这个统计信息就是索引的“区分度”。显然，一个索引上不同的值越多，这个索引的区分度就越好。而一个索引上不同的值的个数，我们称之为“基数”（cardinality）。也就是说，这个基数越大，索引的区分度越好。

我们可以使用 show index 方法，看到一个索引的技术。我们来看一下 order_extend 表的索引结构信息。

mysql > show index from order_extend;

+--------------+------------+-------------------+--------------+----------------+-----------+-------------+----------+--------+------+------------+---------+---------------+
| Table        | Non_unique | Key_name          | Seq_in_index | Column_name    | Collation | Cardinality | Sub_part | Packed | Null | Index_type | Comment | Index_comment |
+--------------+------------+-------------------+--------------+----------------+-----------+-------------+----------+--------+------+------------+---------+---------------+
| order_extend |          0 | PRIMARY           |            1 | primary_column | A         |       2     |     NULL | NULL   |      | BTREE      |         |               |
| order_extend |          1 | order_id          |            1 | order_id       | A         |       2     |     NULL | NULL   |      | BTREE      |         |               |
| order_extend |          1 | index2            |            1 | column2        | A         |       2     |     NULL | NULL   |      | BTREE      |         |               |
| order_extend |          1 | index3            |            1 | column3        | A         |       2     |     NULL | NULL   |      | BTREE      |         |               |
| order_extend |          1 | index4            |            1 | column4        | A         |       2     |     NULL | NULL   |      | BTREE      |         |               |
| order_extend |          1 | index5            |            1 | column5        | A         |       2     |     NULL | NULL   | YES  | BTREE      |         |               |
| order_extend |          1 | index6            |            1 | column6        | A         |       2     |     NULL | NULL   |      | BTREE      |         |               |
| order_extend |          1 | index7            |            1 | column7A       | A         |       2     |     NULL | NULL   |      | BTREE      |         |               |
| order_extend |          1 | index7            |            2 | column7B       | A         |       2     |     NULL | NULL   |      | BTREE      |         |               |
| order_extend |          1 | index8            |            1 | column8        | A         |       2     |     NULL | NULL   | YES  | BTREE      |         |               |
| order_extend |          1 | index9            |            1 | column9        | A         |       2     |     NULL | NULL   | YES  | BTREE      |         |               |
| order_extend |          1 | idx_receiver_name |            1 | receiver_name  | A         |      866333 |     NULL | NULL   |      | BTREE      |         |               |
+--------------+------------+-------------------+--------------+----------------+-----------+-------------+----------+--------+------+------------+---------+---------------+
12 rows in set (0.00 sec)

根据我们日常经验来看，order_id 的基数一定特别大，一定存在很多个不同的 order_id，而上面 show index from order_extend 的结果看，order_id 索引的基数为 2 是一定有问题的。

从上面的 show index 结果中我们其实也可以推测出 43290040 的值是怎么得来的。

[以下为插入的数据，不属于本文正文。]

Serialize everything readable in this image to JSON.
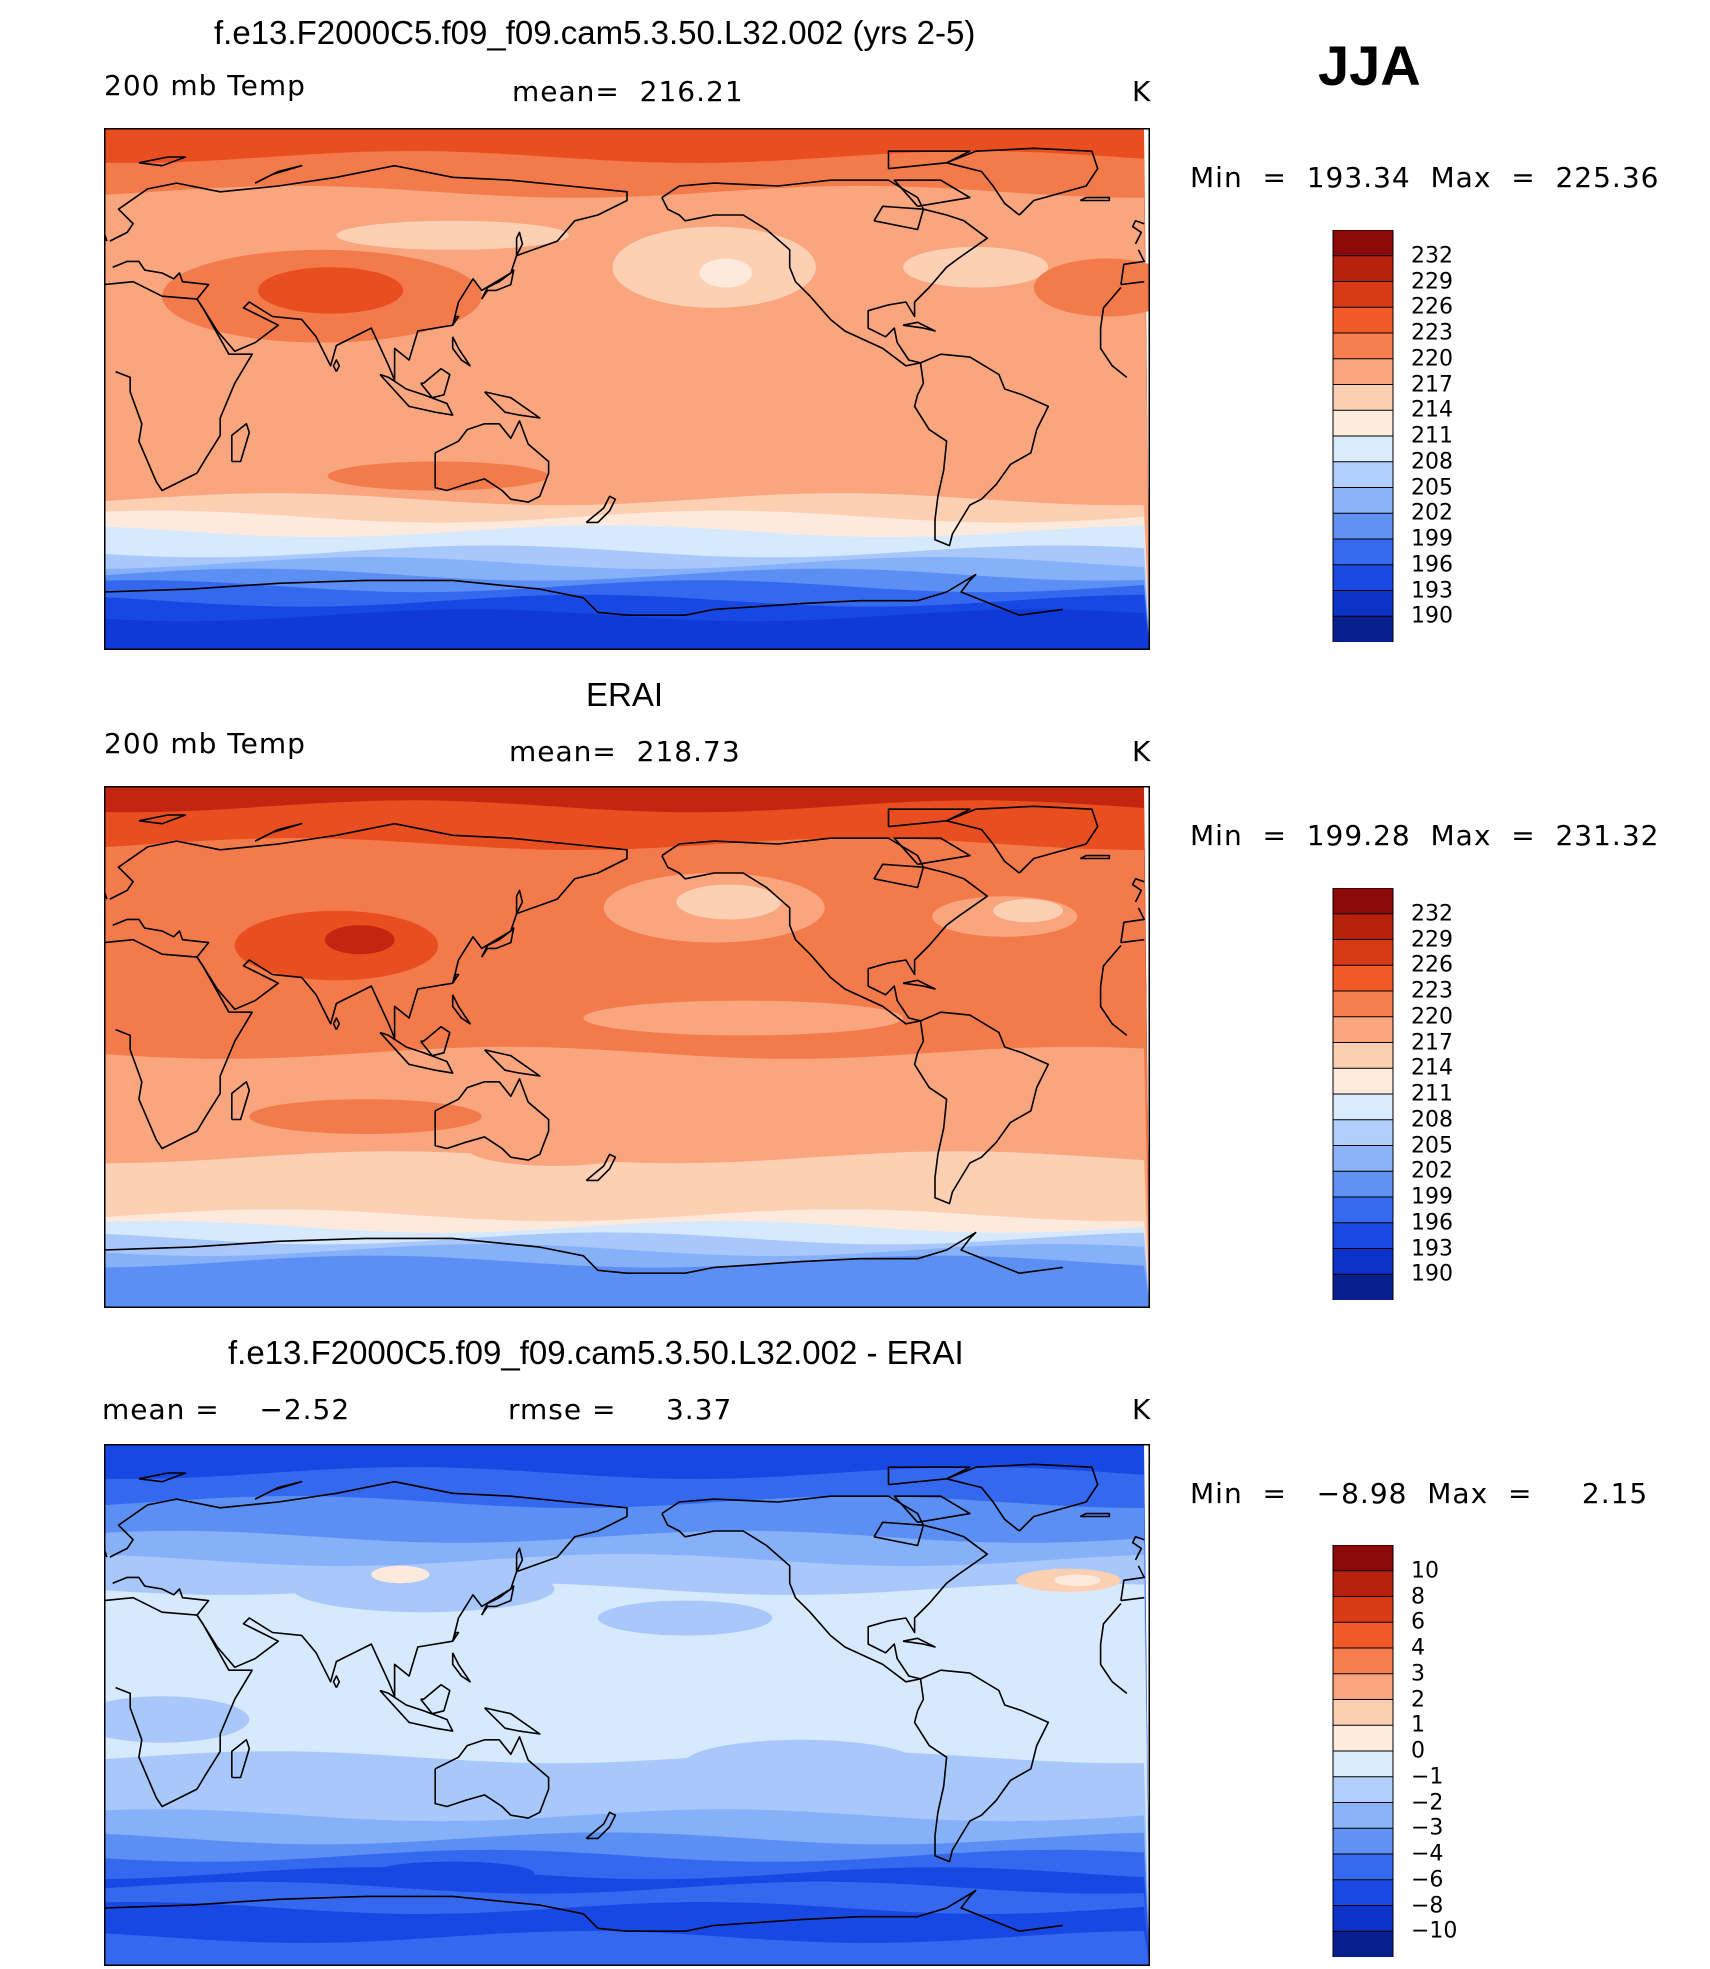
{
  "season": "JJA",
  "panels": [
    {
      "id": "model",
      "title": "f.e13.F2000C5.f09_f09.cam5.3.50.L32.002 (yrs 2-5)",
      "left_label": "200 mb Temp",
      "center_label": "mean=  216.21",
      "units": "K",
      "minmax": "Min  =  193.34  Max  =  225.36",
      "colorbar_labels": [
        "232",
        "229",
        "226",
        "223",
        "220",
        "217",
        "214",
        "211",
        "208",
        "205",
        "202",
        "199",
        "196",
        "193",
        "190"
      ],
      "bands": [
        {
          "lat": 90,
          "color": "#e84e1f"
        },
        {
          "lat": 80,
          "color": "#f37a4a"
        },
        {
          "lat": 68,
          "color": "#f9a57e"
        },
        {
          "lat": 50,
          "color": "#f9a57e"
        },
        {
          "lat": 30,
          "color": "#f9a57e"
        },
        {
          "lat": 0,
          "color": "#f9a57e"
        },
        {
          "lat": -25,
          "color": "#f9a57e"
        },
        {
          "lat": -38,
          "color": "#fdd0b4"
        },
        {
          "lat": -44,
          "color": "#fdeadc"
        },
        {
          "lat": -49,
          "color": "#d6e9fd"
        },
        {
          "lat": -56,
          "color": "#a8c8fb"
        },
        {
          "lat": -60,
          "color": "#86b0f8"
        },
        {
          "lat": -64,
          "color": "#5b8ff4"
        },
        {
          "lat": -68,
          "color": "#3468ef"
        },
        {
          "lat": -73,
          "color": "#1848e4"
        },
        {
          "lat": -78,
          "color": "#0f3ad8"
        }
      ],
      "blobs": [
        {
          "lon": 75,
          "lat": 32,
          "rx": 55,
          "ry": 16,
          "color": "#f37a4a"
        },
        {
          "lon": 78,
          "lat": 34,
          "rx": 25,
          "ry": 8,
          "color": "#e84e1f"
        },
        {
          "lon": -150,
          "lat": 42,
          "rx": 35,
          "ry": 14,
          "color": "#fdd0b4"
        },
        {
          "lon": -146,
          "lat": 40,
          "rx": 9,
          "ry": 5,
          "color": "#fdeadc"
        },
        {
          "lon": 120,
          "lat": 53,
          "rx": 40,
          "ry": 5,
          "color": "#fdd0b4"
        },
        {
          "lon": -60,
          "lat": 42,
          "rx": 25,
          "ry": 7,
          "color": "#fdd0b4"
        },
        {
          "lon": 115,
          "lat": -30,
          "rx": 38,
          "ry": 5,
          "color": "#f37a4a"
        },
        {
          "lon": -15,
          "lat": 35,
          "rx": 25,
          "ry": 10,
          "color": "#f37a4a"
        }
      ]
    },
    {
      "id": "obs",
      "title": "ERAI",
      "left_label": "200 mb Temp",
      "center_label": "mean=  218.73",
      "units": "K",
      "minmax": "Min  =  199.28  Max  =  231.32",
      "colorbar_labels": [
        "232",
        "229",
        "226",
        "223",
        "220",
        "217",
        "214",
        "211",
        "208",
        "205",
        "202",
        "199",
        "196",
        "193",
        "190"
      ],
      "bands": [
        {
          "lat": 90,
          "color": "#c42510"
        },
        {
          "lat": 83,
          "color": "#e84e1f"
        },
        {
          "lat": 70,
          "color": "#f37a4a"
        },
        {
          "lat": 58,
          "color": "#f37a4a"
        },
        {
          "lat": 20,
          "color": "#f37a4a"
        },
        {
          "lat": -2,
          "color": "#f9a57e"
        },
        {
          "lat": -38,
          "color": "#fdd0b4"
        },
        {
          "lat": -58,
          "color": "#fdeadc"
        },
        {
          "lat": -62,
          "color": "#d6e9fd"
        },
        {
          "lat": -66,
          "color": "#a8c8fb"
        },
        {
          "lat": -70,
          "color": "#86b0f8"
        },
        {
          "lat": -74,
          "color": "#5b8ff4"
        }
      ],
      "blobs": [
        {
          "lon": 80,
          "lat": 35,
          "rx": 35,
          "ry": 12,
          "color": "#e84e1f"
        },
        {
          "lon": 88,
          "lat": 37,
          "rx": 12,
          "ry": 5,
          "color": "#c42510"
        },
        {
          "lon": -150,
          "lat": 48,
          "rx": 38,
          "ry": 12,
          "color": "#f9a57e"
        },
        {
          "lon": -145,
          "lat": 50,
          "rx": 18,
          "ry": 6,
          "color": "#fdd0b4"
        },
        {
          "lon": -50,
          "lat": 45,
          "rx": 25,
          "ry": 7,
          "color": "#f9a57e"
        },
        {
          "lon": -42,
          "lat": 47,
          "rx": 12,
          "ry": 4,
          "color": "#fdd0b4"
        },
        {
          "lon": 90,
          "lat": -24,
          "rx": 40,
          "ry": 6,
          "color": "#f37a4a"
        },
        {
          "lon": -140,
          "lat": 10,
          "rx": 55,
          "ry": 6,
          "color": "#f9a57e"
        },
        {
          "lon": 155,
          "lat": -35,
          "rx": 30,
          "ry": 6,
          "color": "#f9a57e"
        }
      ]
    },
    {
      "id": "diff",
      "title": "f.e13.F2000C5.f09_f09.cam5.3.50.L32.002 - ERAI",
      "left_label": "mean =    −2.52",
      "center_label": "rmse =     3.37",
      "units": "K",
      "minmax": "Min  =   −8.98  Max  =     2.15",
      "colorbar_labels": [
        "10",
        "8",
        "6",
        "4",
        "3",
        "2",
        "1",
        "0",
        "−1",
        "−2",
        "−3",
        "−4",
        "−6",
        "−8",
        "−10"
      ],
      "bands": [
        {
          "lat": 90,
          "color": "#1848e4"
        },
        {
          "lat": 80,
          "color": "#3468ef"
        },
        {
          "lat": 70,
          "color": "#5b8ff4"
        },
        {
          "lat": 58,
          "color": "#86b0f8"
        },
        {
          "lat": 50,
          "color": "#a8c8fb"
        },
        {
          "lat": 40,
          "color": "#d6e9fd"
        },
        {
          "lat": 0,
          "color": "#d6e9fd"
        },
        {
          "lat": -18,
          "color": "#a8c8fb"
        },
        {
          "lat": -38,
          "color": "#86b0f8"
        },
        {
          "lat": -46,
          "color": "#5b8ff4"
        },
        {
          "lat": -52,
          "color": "#3468ef"
        },
        {
          "lat": -58,
          "color": "#1848e4"
        },
        {
          "lat": -63,
          "color": "#3468ef"
        },
        {
          "lat": -70,
          "color": "#1848e4"
        },
        {
          "lat": -80,
          "color": "#3468ef"
        }
      ],
      "blobs": [
        {
          "lon": 110,
          "lat": 40,
          "rx": 45,
          "ry": 8,
          "color": "#a8c8fb"
        },
        {
          "lon": -160,
          "lat": 30,
          "rx": 30,
          "ry": 6,
          "color": "#a8c8fb"
        },
        {
          "lon": -120,
          "lat": -20,
          "rx": 40,
          "ry": 8,
          "color": "#a8c8fb"
        },
        {
          "lon": 20,
          "lat": -5,
          "rx": 30,
          "ry": 8,
          "color": "#a8c8fb"
        },
        {
          "lon": -28,
          "lat": 43,
          "rx": 18,
          "ry": 4,
          "color": "#fdd0b4"
        },
        {
          "lon": -25,
          "lat": 43,
          "rx": 8,
          "ry": 2,
          "color": "#fdeadc"
        },
        {
          "lon": 102,
          "lat": 45,
          "rx": 10,
          "ry": 3,
          "color": "#fdeadc"
        },
        {
          "lon": 120,
          "lat": -58,
          "rx": 28,
          "ry": 4,
          "color": "#1848e4"
        }
      ]
    }
  ],
  "colorbar_temp": [
    "#8b0a08",
    "#b8210e",
    "#d93a16",
    "#ef5a27",
    "#f67e4e",
    "#f9a57e",
    "#fdcfb2",
    "#fdebdc",
    "#d9eafd",
    "#b1cffb",
    "#8ab3f8",
    "#5f92f3",
    "#356aee",
    "#1a4ae3",
    "#0c32c8",
    "#071f8f"
  ],
  "colorbar_diff": [
    "#8b0a08",
    "#b8210e",
    "#d93a16",
    "#ef5a27",
    "#f67e4e",
    "#f9a57e",
    "#fdcfb2",
    "#fdebdc",
    "#d9eafd",
    "#b1cffb",
    "#8ab3f8",
    "#5f92f3",
    "#356aee",
    "#1a4ae3",
    "#0c32c8",
    "#071f8f"
  ]
}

首先 MYSQL 猜测可能使用的索引是 order_id，但是该索引的基数是 2，这就意味着 order_id 只有两种值，因此要全表扫描，然后再去看看其他索引，发现基数也都是 2，上面一共有 10 个 2，因此要十次全表扫描，最后再加上索引 idx_receiver_name 的 866333 个，最终扫描的行数就是 43290040 个，正好是全表行数的十倍。

我们先来看一下 MYSQL 是如何得到索引的基数。

我们先来简单看一下 MYSQL 采样统计的方法。

为什么要采样统计呢？因为把整张表取出来一行行统计，虽然可以得到精确的结果，但是代价太高了，所以只能选择“采样统计”。

采样统计的时候，InnoDB 默认会选择 N 个数据页，统计这些页面上的不同值，得到一个平均值，然后乘以这个索引的页面数，就得到了这个索引的基数。

而数据表是会持续更新的，索引统计信息也不会固定不变。所以，当变更的数据行数超过 1/M 的时候，会自动触发重新做一次索引统计。

在 MYSQL 中，有两种存储索引统计的方式，可以通过设置参数 innodv_stats_persistent 的值来选择：

设置为 on 的时候，表示统计信息会持久化存储。这时，默认的 N 是 20，M 是 10。
设置为 off 的时候，表示统计信息只存储在内存中。这时，默认的 N 是 8，M 是 16。

由于是采样统计，所以不管 N 是 20 还是 8，这个基数都是很容易不准的。

其它注意事项

我们知道，扫描行数会影响 MYSQL 选择索引。但是，扫描行数并不是唯一的判断标准。优化器还会结合是否使用临时表，是否排序等因素进行综合判断。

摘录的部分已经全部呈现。